The impressive but controversial DeepFakes, images and video manipulated or generated by deep neural networks, are likely to get both more impressive and more controversial in the near future, according to Hao Li, the Director of the Vision and Graphics Lab at the University of Southern California. Li is a computer vision and DeepFakes expert, and in a recent interview with CNBC he said that “perfectly real” Deepfakes are likely to arrive within half a year.
Li explained that most DeepFakes are still recognizable as fake to the real eye, and even the more convincing DeepFakes still require substantial effort on the part of the creator to make them appear realistic. However, Li is convinced that within six months, DeepFakes that appear perfectly real are likely to appear as the algorithms get more sophisticated.
Li initially thought that it would take between two to three years for extremely convincing DeepFakes to become more commonplace, making that prediction at a recent conference hosted at the Massachusetts Institute of Technology. However, Li revised his timeline after the revelation of the recent Chinese app Zao and other recent developments concerning DeepFakes technology. Li explained to CNBC that the methods needed to create realistic DeepFakes are more or less the method currently being used and that the main ingredient which will create realistic DeepFakes is more training data.
Li and his fellow researchers have been hard at work on DeepFake detection technology, anticipating the arrival of extremely convincing DeepFakes. Li and his colleagues, such as Hany Farid from the University fo California Berkely, experimented with state of the art DeepFake algorithms to understand how the technology that creates them works.
Li explained to CNBC:
“If you want to be able to detect deepfakes, you have to also see what the limits are. If you need to build A.I. frameworks that are capable of detecting things that are extremely real, those have to be trained using these types of technologies, so in some ways, it’s impossible to detect those if you don’t know how they work.”
Li and his colleagues are invested in creating tools to detect DeepFakes in acknowledgment of the potential issues and dangers that the technology poses. Li and colleagues are far from the only group of AI researchers concerned about the possible effects of DeepFakes and interested in creating countermeasures to them.
Recently, Facebook started a joint partnership with MIT, Microsoft and the University of Oxford to create the DeepFake Detection Challenge, which aims to create tools that can be used to detect when images or videos have been altered. These tools will be open source and usable by companies, media organizations, and governments. Meanwhile, researchers from the University of Southern California’s Information Sciences Institute recently created a series of algorithms that could distinguish fakes videos with around 96% accuracy.
However, Li also explained that the issue with DeepFakes is the way they can be misused, and not the technology itself. Li noted several legitimate possible uses for DeepFake technology, including in the entertainment and fashion industries.
DeepFake techniques have also been used to replicate the facial expressions of people with their faces obscured in images. Researchers used Generative Adnversail Networks to create an entirely new face that had the same expression of a subject in an original image.
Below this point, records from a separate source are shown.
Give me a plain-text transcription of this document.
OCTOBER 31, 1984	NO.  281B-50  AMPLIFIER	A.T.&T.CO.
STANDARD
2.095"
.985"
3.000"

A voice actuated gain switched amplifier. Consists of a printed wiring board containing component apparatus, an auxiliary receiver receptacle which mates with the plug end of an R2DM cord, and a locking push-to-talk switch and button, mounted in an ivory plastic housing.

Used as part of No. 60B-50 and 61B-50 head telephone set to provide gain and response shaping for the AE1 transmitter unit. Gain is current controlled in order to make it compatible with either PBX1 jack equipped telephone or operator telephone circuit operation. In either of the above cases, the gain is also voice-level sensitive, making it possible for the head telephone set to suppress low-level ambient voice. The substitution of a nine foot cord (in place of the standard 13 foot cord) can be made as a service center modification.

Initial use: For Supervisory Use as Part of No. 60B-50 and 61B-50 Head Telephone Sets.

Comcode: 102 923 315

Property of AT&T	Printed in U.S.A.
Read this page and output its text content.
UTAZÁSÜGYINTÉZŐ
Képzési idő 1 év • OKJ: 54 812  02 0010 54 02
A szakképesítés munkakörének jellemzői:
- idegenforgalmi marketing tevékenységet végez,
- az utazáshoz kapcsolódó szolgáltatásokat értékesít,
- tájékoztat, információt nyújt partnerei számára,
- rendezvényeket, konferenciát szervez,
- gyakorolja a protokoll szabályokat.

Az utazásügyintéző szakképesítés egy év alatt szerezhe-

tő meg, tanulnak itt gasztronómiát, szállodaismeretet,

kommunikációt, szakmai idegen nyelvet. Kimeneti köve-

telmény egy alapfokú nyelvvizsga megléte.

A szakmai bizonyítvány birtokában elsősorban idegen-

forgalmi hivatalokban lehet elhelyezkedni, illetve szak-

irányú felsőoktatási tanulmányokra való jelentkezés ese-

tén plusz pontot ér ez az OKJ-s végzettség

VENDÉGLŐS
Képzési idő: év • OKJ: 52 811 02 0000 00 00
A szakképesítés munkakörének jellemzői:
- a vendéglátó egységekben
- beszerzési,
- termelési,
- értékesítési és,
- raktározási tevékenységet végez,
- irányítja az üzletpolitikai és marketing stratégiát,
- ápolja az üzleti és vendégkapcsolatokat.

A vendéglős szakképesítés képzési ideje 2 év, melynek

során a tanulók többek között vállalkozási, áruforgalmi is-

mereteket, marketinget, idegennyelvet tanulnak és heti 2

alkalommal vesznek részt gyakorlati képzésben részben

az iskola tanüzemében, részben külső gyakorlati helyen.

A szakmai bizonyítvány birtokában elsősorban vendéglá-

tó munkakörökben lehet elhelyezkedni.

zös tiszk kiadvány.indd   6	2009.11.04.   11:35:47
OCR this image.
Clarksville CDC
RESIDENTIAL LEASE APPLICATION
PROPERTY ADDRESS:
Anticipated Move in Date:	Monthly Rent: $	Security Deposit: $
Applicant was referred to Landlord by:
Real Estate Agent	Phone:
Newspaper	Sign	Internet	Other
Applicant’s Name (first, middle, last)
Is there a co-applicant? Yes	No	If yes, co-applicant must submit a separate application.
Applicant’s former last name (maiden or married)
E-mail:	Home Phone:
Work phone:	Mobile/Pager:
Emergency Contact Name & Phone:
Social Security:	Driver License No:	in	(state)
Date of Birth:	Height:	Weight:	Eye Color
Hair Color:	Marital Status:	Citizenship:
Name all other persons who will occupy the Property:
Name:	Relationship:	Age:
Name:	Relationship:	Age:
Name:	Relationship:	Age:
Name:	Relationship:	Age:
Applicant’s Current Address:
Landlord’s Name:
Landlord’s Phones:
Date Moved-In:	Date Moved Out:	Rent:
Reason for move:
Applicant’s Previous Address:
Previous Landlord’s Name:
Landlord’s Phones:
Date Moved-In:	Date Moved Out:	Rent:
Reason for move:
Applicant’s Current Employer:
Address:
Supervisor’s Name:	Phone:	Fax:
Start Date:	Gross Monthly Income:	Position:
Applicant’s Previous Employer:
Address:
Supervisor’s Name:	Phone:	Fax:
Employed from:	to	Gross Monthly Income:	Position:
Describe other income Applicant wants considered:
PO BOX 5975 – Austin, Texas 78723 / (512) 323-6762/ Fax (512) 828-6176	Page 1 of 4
The techniques developed by the Norwegian University of Science and Technology could help render facial expressions during interviews with sensitive people who need privacy, such as whistleblowers. Someone else could let their face be used as a stand-in for the person who needs anonymity, but the person’s facial expressions could still be read.
As the sophistication of Deepfake technology increases, the legitimate use cases for Deepfakes will increase as well. However, the danger will also increase, and for this reason, the work on detecting DeepFakes done by Li and others grows even more important.